Term limits: A forum on whether term limits should be preserved or modified will be held Mon., Nov. 28, from 7 p.m. to 8:30 p.m., at the L.G.B.T. Community Services Center, 208 W. 13th St. Panelists include: Councilmember Gale Brewer, sponsor of legislation to extend term limits; Councilmember Bill Perkins, a critic of term limits; Dick Dadey, executive director of Citizens Union; Harry Kresky, counsel to the New York State Independence Party; and Deborah Goldberg of the Brennan Center for Justice, who will moderate. The event is sponsored by nine local Democratic political clubs.
Check out library meeting: The Greenwich Village Block Associations is sponsoring a forum in conjunction with Councilmember Christine Quinn concerning the proposed interior renovations and state of the exterior of the Jefferson Market Library on Nov. 29 at Our Lady of Pompei Church, at Carmine and Bleecker Sts., starting at 7 p.m. (enter on Bleecker St.). Check the G.V.B.A. Web site at www.gvba.org for updates on the forum.
Beatrice diaspora: While it’s expected that the new building owner, Bob Rinaolo, will get someone to run a new restaurant in the old Beatrice Inn space on W. 12th St., it’s said former Beatrice devotees are anxiously searching for new places to eat and will “likely disperse all over the West Village.”
De Luca’s delight: Amenties-starved Hudson Square residents and workers will appreciate Georgione 508, the latest offering from Giorgio De Luca of Dean & De Luca fame. Set to open in a few weeks, the new place, on Greenwich St. between Canal and Spring Sts., De Luca said, will be a sit-down restaurant in the day, also offering for sale packaged cheese, eggs and European butter, and at night will become a bar. It joins the new Tomato Store nearby on Canal St. where people can buy foie gras and Sotheby’s real estate in the same visit. What is it about Hudson Square that all the shops have multiple personalities? By the way, we hear Robert DeNiro was at the Tomato Store the other night for a birthday bash for one of the place’s partners.

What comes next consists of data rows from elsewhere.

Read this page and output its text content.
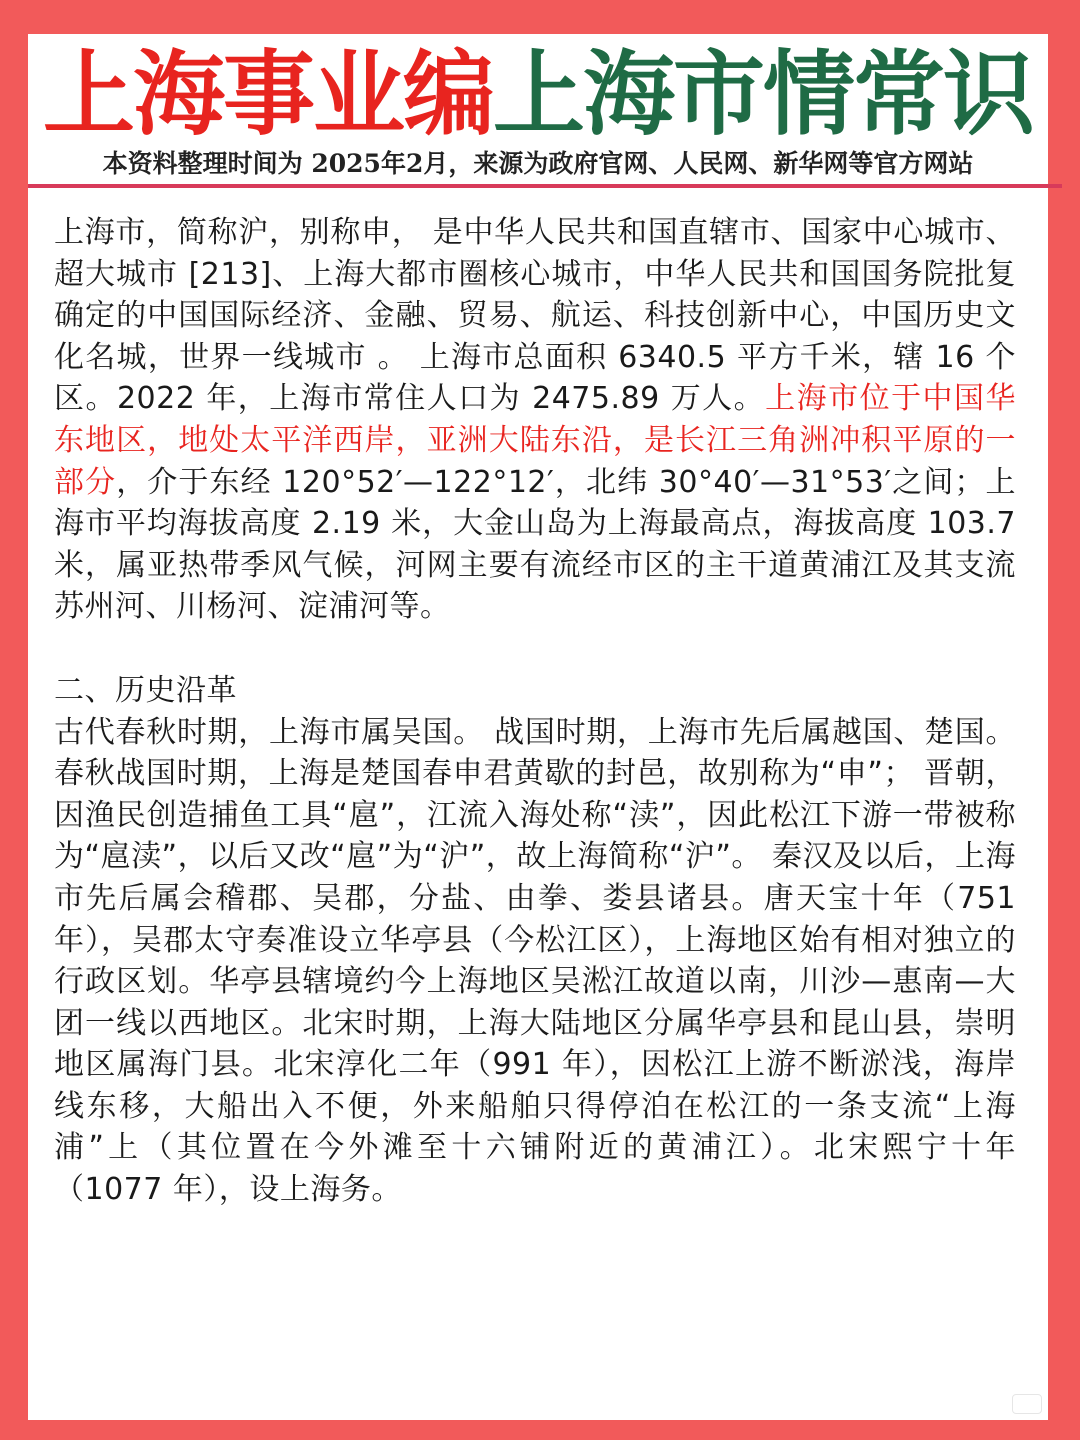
上海事业编上海市情常识
本资料整理时间为 2025年2月，来源为政府官网、人民网、新华网等官方网站

上海市，简称沪，别称申， 是中华人民共和国直辖市、国家中心城市、超大城市 [213]、上海大都市圈核心城市，中华人民共和国国务院批复确定的中国国际经济、金融、贸易、航运、科技创新中心，中国历史文化名城，世界一线城市 。 上海市总面积 6340.5 平方千米，辖 16 个区。2022 年，上海市常住人口为 2475.89 万人。上海市位于中国华东地区，地处太平洋西岸，亚洲大陆东沿，是长江三角洲冲积平原的一部分，介于东经 120°52′—122°12′，北纬 30°40′—31°53′之间；上海市平均海拔高度 2.19 米，大金山岛为上海最高点，海拔高度 103.7 米，属亚热带季风气候，河网主要有流经市区的主干道黄浦江及其支流 苏州河、川杨河、淀浦河等。

二、历史沿革

古代春秋时期，上海市属吴国。 战国时期，上海市先后属越国、楚国。 春秋战国时期，上海是楚国春申君黄歇的封邑，故别称为“申”； 晋朝，因渔民创造捕鱼工具“扈”，江流入海处称“渎”，因此松江下游一带被称为“扈渎”，以后又改“扈”为“沪”，故上海简称“沪”。 秦汉及以后，上海市先后属会稽郡、吴郡，分盐、由拳、娄县诸县。唐天宝十年（751 年），吴郡太守奏准设立华亭县（今松江区），上海地区始有相对独立的行政区划。华亭县辖境约今上海地区吴淞江故道以南，川沙—惠南—大团一线以西地区。北宋时期，上海大陆地区分属华亭县和昆山县，崇明地区属海门县。北宋淳化二年（991 年），因松江上游不断淤浅，海岸线东移，大船出入不便，外来船舶只得停泊在松江的一条支流“上海浦”上（其位置在今外滩至十六铺附近的黄浦江）。北宋熙宁十年（1077 年），设上海务。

Cube-back back story: Last week, Scoopy said New York magazine’s Intelligencer had jumped the gun on reporting the “Alamo” sculpture’s return to Astor Pl. A certain Villager photographer who had read the recent Intelligencer column called us, excitedly saying the cube would be re-installed on Nov. 14, and eager to photograph the event. The photographer e-mailed us the link to the column and we quickly read — or rather misread — it, not registering that the Nov. 14 date only referred to when the cube was to be loaded onto a truck and driven to the East Village, not when it was to be re-installed. The Intelligencer accurately reported that the cube would be back by sometime before the end of the month. Scoopy’s apologies for that rather catty item.